Anyway, a few months removed from the latest draft I began to realize how downright depressing the story was. The main character Darin (who was once Duncan, and later, Bruce) was a cemetery groundskeeper. Heck, the novel began in a damn cemetery, where a vengeful Paul and his dying mother was visiting his dead father’s grave. How did Paul’s father end up buried? He was sent there after a teenage Darin set fire to his business many years ago. Furthermore, on the surface Darin seemed the kind of chap parents instruct their children to avoid on the walk to the school bus stop. Happy days are here again! This time around Marcy was a vocal atheist who harbored a hatred for her abusive past. Regardless, she was still the most animated and excitable of the characters, and sometimes a comic relief. She even could make Darin smile. Another character made his debut, Marcy’s best friend, her dog Random. Darin’s boisterous friend Mitch returned. God came back too; He is referenced in one scene as the target of a wrathful Mitch who aims his shotgun’s crosshairs skyward. This scene was a highlight and graduated to Save Me, Rip Orion, as did several other scenes.
I named this third version of the novel Anymore Forever. Sounds charming!
I also participated in a writer’s group. I don’t know whether or not to recommend writer’s groups. In the six weeks I was involved, six to ten people gathered in a conference room at the Children’s Institute in Squirrel Hill. Each week the group edited one of the writer’s works. One week the first chapter of my novel was critiqued. I evaluated five other writer’s pieces over the remaining five weeks. Do the math and consider the ratios. However I received enough suggestions and helpful tidbits that I do not regret involving myself. Another tool that a writer must utilize is his internal filter. Some critics fire so many suggestions that one must be able to decipher which to seriously consider and which to cast into the gutter. One group member in particular took grave issue with the physical positioning of the three character in the cemetery in chapter one; he believed I warped physics several times. I didn’t necessarily agree but I kept his comments in mind when I wrote a similar scene in Save Me, Rip Orion.

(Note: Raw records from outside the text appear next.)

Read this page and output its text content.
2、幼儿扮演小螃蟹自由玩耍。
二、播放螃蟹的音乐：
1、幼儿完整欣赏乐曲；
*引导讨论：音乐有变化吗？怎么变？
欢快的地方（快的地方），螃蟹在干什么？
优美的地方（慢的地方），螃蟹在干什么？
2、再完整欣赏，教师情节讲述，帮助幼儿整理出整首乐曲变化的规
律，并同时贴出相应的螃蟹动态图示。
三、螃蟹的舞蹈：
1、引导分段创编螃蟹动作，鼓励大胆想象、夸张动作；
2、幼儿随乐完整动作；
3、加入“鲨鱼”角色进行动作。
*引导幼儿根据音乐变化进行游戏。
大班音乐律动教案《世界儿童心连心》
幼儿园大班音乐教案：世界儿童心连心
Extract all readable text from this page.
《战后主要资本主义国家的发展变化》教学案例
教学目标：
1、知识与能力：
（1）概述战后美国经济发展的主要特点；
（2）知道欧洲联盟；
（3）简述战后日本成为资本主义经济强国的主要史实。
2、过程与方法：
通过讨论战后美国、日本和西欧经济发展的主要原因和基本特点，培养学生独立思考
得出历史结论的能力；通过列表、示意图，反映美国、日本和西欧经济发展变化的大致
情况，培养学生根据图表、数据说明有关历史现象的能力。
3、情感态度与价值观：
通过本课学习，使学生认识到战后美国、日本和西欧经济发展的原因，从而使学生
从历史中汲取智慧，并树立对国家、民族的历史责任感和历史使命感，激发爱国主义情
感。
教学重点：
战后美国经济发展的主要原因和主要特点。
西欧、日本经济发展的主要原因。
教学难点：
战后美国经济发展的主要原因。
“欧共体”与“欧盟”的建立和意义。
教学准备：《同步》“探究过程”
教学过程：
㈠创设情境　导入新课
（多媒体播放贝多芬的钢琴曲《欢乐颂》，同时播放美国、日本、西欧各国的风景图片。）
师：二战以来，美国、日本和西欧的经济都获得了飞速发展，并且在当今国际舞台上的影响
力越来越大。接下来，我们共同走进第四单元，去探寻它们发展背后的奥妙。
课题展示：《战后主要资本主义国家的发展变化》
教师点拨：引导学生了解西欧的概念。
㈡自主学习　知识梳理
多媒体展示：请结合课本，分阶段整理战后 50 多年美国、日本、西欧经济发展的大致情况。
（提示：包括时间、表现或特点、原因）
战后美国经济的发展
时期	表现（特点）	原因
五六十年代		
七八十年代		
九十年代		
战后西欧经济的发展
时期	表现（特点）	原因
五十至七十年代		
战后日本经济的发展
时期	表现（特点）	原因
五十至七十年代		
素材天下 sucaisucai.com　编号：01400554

The good news came in January. Kait learned on a Friday that her follow-up test after her procedure was normal. We celebrated by walking through a snowstorm to an Indian restaurant in Squirrel Hill. I remember the day well. Just five days later she woke me up a half hour before my alarm clock detonated. She told me she was pregnant. I hugged her and congratulated her, and then dozed off again. When I came to, I was thrilled because she was.
I knew I wanted…I knew I needed to write a fourth version of the novel. I needed to make Darin someone for who the reader cheered. I wanted to lighten the dark tone of Anymore Forever. I needed to inject humor—good old-fashioned humor. I needed the next novel to better reflect my usually jaunty personality yet maintain a measure of a brutal edge. What’s more, I needed a theme. But at the same time, I knew I wanted so much of Anymore Forever to graduate to the fourth draft.

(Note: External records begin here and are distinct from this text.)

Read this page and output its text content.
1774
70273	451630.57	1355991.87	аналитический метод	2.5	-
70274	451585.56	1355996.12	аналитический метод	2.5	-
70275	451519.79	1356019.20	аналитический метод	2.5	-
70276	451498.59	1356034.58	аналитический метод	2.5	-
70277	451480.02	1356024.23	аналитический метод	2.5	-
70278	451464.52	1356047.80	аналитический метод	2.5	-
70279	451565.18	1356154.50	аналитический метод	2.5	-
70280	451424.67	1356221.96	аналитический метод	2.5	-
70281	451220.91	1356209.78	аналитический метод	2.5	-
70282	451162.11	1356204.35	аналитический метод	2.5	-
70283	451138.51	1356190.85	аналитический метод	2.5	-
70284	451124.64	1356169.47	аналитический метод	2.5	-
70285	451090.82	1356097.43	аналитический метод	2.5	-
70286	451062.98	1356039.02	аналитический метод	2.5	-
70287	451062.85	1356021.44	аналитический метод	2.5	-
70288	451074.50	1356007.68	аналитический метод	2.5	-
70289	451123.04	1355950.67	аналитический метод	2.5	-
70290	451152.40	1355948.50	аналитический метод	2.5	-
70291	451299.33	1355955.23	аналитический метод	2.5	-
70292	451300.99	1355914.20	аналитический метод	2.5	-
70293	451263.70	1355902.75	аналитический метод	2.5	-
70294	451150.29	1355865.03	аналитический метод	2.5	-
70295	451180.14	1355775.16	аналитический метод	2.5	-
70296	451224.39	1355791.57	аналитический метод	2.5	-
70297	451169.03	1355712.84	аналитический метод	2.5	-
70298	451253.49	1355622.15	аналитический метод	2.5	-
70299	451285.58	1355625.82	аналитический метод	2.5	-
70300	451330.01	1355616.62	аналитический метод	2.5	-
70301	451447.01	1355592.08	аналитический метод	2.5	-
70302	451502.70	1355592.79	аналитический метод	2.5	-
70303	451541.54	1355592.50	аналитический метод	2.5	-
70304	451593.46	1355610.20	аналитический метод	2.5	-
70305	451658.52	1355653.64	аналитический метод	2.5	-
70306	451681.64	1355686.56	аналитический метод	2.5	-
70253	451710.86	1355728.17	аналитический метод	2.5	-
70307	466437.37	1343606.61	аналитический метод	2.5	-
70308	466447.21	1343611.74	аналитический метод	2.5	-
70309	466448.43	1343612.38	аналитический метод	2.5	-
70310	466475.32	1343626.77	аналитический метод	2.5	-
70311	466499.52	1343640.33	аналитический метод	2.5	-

After I marked a black X on the calendar the day of September 18, 2012, the baby’s prospective birth date, I knew the time remaining to write and edit the fourth draft was, well, numbered. An idea belted me one day at work. A theme soon followed. An audible “click” echoed amongst the Monongahela River Valley. Save Me, Rip Orion was conceived in a drab office cubicle and quickly began growing in my mind’s womb.